35. The method according to claim 34, wherein the health condition comprises cancer, a cardiac condition, an inflammatory condition, or an immunocompromised condition.

36. The method according to claim 34 or 35, wherein the health condition comprises cancer and the cancer comprises one or more of breast cancer, leukemia, pancreatic cancer, skin cancer, stomach cancer, mesothelioma, endometrial cancer, brain cancer, ovarian cancer, uterine cancer, or other cancer having elevated SEMA7A levels.

37. The method according to any one of claims 34 to 36, wherein the concentration of SEMA7A in the one or more blood sample indicative of the need for therapeutic intervention comprises about 0.1 ng/ml, or about 0.5 ng/ml to about 1.5 ng/ml or more.

38. A method for reducing the risk of onset or treating cancer in a subject expressing or having elevated concentrations of SEMA7A comprising administering a pharmaceutical composition according to any one of claim 10 to 16 to the subject.

39. A method for reducing or eliminating at least one of cancer stem cells, cancer stem cell activities and cancer cell metastasis comprising, treating a subject having cancer with a pharmaceutical composition capable of inhibiting at least one of SEMA7A expression and SEMA7A activity; and reducing or eliminating at least one of cancer stem cells, cancer stem cell activities and cancer cell metastasis.

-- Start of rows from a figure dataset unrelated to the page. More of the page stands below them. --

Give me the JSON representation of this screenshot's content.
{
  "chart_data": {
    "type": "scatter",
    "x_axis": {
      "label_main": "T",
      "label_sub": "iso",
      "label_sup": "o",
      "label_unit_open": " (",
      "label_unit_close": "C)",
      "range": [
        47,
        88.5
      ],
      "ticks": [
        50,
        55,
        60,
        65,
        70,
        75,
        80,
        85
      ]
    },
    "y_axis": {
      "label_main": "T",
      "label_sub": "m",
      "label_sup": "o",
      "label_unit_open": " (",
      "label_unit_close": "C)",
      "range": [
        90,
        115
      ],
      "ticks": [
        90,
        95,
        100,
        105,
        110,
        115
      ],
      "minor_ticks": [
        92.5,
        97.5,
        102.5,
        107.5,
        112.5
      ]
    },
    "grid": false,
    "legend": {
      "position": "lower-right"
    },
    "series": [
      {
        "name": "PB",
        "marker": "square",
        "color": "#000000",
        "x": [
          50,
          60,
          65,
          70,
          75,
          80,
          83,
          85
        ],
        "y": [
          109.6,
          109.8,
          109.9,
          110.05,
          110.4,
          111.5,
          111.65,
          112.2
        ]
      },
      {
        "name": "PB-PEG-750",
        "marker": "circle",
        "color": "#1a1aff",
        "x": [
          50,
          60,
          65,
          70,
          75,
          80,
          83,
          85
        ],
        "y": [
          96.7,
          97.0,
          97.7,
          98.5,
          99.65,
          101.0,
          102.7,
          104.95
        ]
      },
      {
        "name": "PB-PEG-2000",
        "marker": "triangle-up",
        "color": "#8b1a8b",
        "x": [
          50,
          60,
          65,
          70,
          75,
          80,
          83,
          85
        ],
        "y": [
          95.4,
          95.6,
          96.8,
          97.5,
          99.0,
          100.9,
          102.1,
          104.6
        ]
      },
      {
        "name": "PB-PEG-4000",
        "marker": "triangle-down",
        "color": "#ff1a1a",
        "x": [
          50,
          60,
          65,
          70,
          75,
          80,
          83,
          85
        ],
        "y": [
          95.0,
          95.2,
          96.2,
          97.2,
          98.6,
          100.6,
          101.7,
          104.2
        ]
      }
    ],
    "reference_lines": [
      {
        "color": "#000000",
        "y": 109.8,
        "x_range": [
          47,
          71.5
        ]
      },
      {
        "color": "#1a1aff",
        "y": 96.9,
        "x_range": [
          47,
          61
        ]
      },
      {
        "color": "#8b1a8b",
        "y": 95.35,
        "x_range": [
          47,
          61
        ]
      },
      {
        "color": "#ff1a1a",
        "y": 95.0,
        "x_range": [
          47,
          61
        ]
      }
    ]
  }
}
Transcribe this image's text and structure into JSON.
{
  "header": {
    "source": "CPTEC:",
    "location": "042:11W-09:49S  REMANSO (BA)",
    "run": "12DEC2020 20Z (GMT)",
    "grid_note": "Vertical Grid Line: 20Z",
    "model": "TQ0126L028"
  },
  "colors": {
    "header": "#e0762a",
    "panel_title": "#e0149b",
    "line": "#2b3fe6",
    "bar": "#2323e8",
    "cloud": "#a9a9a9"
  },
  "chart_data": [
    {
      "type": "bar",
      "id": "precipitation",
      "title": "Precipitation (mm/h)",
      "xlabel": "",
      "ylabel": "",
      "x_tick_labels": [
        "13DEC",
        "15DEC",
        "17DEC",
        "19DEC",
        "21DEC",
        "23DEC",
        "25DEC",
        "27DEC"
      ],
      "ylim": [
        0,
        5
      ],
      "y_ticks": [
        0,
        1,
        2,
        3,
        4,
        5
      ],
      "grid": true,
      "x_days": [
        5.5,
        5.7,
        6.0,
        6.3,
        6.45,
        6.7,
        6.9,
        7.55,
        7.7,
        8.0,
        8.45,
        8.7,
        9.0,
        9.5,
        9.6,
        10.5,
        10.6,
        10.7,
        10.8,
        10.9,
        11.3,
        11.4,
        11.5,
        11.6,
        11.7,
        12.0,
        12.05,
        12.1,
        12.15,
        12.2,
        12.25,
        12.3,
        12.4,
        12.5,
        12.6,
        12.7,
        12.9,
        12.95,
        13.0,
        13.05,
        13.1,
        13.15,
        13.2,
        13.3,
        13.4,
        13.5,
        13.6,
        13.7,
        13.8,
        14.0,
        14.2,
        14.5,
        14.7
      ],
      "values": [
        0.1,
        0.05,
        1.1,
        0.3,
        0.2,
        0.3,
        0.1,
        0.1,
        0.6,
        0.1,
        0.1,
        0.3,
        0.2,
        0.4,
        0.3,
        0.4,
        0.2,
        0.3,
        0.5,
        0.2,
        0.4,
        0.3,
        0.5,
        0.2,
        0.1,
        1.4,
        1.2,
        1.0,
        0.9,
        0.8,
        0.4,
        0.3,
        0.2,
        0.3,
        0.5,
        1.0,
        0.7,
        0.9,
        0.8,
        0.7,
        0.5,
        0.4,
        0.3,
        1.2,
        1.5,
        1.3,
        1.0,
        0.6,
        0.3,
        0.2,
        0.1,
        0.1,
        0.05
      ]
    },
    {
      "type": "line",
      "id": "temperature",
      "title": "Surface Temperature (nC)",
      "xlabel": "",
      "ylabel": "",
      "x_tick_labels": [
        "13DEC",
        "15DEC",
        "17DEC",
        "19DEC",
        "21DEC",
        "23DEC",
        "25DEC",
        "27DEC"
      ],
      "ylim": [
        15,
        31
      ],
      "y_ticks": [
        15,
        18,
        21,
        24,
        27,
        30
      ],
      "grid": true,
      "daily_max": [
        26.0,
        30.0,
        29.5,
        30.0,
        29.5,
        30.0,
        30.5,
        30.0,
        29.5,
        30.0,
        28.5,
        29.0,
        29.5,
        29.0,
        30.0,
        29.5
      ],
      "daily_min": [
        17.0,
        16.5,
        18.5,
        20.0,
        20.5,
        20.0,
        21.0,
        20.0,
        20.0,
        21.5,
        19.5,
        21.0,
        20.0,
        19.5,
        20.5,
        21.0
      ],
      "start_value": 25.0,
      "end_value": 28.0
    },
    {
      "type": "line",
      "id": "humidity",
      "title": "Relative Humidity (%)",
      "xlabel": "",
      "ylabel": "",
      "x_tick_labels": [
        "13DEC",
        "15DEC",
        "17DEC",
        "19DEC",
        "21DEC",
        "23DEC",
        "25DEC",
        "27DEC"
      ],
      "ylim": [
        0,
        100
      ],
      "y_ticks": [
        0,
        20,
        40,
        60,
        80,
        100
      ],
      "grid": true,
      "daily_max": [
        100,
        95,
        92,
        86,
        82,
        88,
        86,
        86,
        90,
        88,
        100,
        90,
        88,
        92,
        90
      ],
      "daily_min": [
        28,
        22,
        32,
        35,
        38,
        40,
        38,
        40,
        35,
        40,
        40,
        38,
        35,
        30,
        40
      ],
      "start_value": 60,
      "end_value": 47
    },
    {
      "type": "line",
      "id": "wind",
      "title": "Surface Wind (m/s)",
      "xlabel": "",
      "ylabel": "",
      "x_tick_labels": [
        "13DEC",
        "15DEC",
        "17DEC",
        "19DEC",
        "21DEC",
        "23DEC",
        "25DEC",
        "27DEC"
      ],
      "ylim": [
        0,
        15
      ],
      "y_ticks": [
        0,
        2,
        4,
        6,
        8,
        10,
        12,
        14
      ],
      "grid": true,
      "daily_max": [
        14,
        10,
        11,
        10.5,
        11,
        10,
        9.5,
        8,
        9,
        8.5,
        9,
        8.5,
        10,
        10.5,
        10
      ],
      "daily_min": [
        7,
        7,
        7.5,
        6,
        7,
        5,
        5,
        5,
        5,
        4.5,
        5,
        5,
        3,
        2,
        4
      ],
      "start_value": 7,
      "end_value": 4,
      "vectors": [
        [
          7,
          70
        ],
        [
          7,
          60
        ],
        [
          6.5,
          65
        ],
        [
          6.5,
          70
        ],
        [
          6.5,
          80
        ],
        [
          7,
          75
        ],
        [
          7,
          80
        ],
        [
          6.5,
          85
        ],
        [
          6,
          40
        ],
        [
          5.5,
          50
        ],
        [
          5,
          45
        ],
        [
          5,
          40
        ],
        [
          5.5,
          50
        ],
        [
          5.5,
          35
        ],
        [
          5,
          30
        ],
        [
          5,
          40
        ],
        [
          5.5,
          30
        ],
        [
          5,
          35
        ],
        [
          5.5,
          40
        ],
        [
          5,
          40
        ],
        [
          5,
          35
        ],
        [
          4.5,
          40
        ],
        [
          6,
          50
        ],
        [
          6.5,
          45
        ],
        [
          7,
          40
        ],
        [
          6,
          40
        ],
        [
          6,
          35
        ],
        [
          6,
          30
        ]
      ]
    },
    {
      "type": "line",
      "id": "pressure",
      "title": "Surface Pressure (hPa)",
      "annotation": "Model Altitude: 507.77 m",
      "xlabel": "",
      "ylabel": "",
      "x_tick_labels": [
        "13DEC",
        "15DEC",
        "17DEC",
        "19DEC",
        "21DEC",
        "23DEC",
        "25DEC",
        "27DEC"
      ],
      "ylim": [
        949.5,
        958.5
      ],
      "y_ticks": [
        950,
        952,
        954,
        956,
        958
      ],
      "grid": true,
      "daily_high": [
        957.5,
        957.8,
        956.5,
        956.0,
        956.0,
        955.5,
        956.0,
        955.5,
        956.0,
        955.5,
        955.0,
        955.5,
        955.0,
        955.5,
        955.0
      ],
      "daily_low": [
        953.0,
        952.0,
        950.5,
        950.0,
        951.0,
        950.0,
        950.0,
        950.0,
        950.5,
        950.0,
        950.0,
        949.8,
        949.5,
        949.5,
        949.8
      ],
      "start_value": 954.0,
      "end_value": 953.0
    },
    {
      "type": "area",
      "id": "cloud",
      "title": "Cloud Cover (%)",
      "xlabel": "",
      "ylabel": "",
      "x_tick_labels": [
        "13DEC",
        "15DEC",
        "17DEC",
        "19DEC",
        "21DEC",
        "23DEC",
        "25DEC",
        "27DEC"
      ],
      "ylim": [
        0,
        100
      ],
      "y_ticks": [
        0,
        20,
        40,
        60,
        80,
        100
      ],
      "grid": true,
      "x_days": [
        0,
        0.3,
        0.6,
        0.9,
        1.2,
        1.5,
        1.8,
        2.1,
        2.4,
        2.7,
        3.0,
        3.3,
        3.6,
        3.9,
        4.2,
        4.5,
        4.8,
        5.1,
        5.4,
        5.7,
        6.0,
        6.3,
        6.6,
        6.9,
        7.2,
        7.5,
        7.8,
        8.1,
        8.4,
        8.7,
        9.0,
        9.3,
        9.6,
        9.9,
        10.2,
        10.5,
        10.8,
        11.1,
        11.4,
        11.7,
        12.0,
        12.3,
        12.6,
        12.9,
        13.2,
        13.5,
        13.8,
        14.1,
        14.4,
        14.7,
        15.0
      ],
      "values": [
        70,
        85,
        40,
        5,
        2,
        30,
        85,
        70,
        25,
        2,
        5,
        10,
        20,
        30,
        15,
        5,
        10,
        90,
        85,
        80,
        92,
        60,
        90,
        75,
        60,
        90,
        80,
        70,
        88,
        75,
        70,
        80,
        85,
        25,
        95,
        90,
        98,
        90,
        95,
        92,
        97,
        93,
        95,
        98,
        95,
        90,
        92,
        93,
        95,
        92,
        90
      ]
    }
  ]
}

40. The method according to claim 39, wherein administering the pharmaceutical composition capable of inhibiting at least one of cancer stem cell, cancer stem cell activities and cancer cell metastasis comprises administering the pharmaceutical composition before, during or after one or more standard anti-cancer therapy or inhibiting one or more cell survival pathways in the subj ect.

41. The method according to either claim 39 or 40, wherein the subject has breast cancer.

42. The method according to any one of claims 39-41, wherein the subject has postpartum breast cancer (PPBC).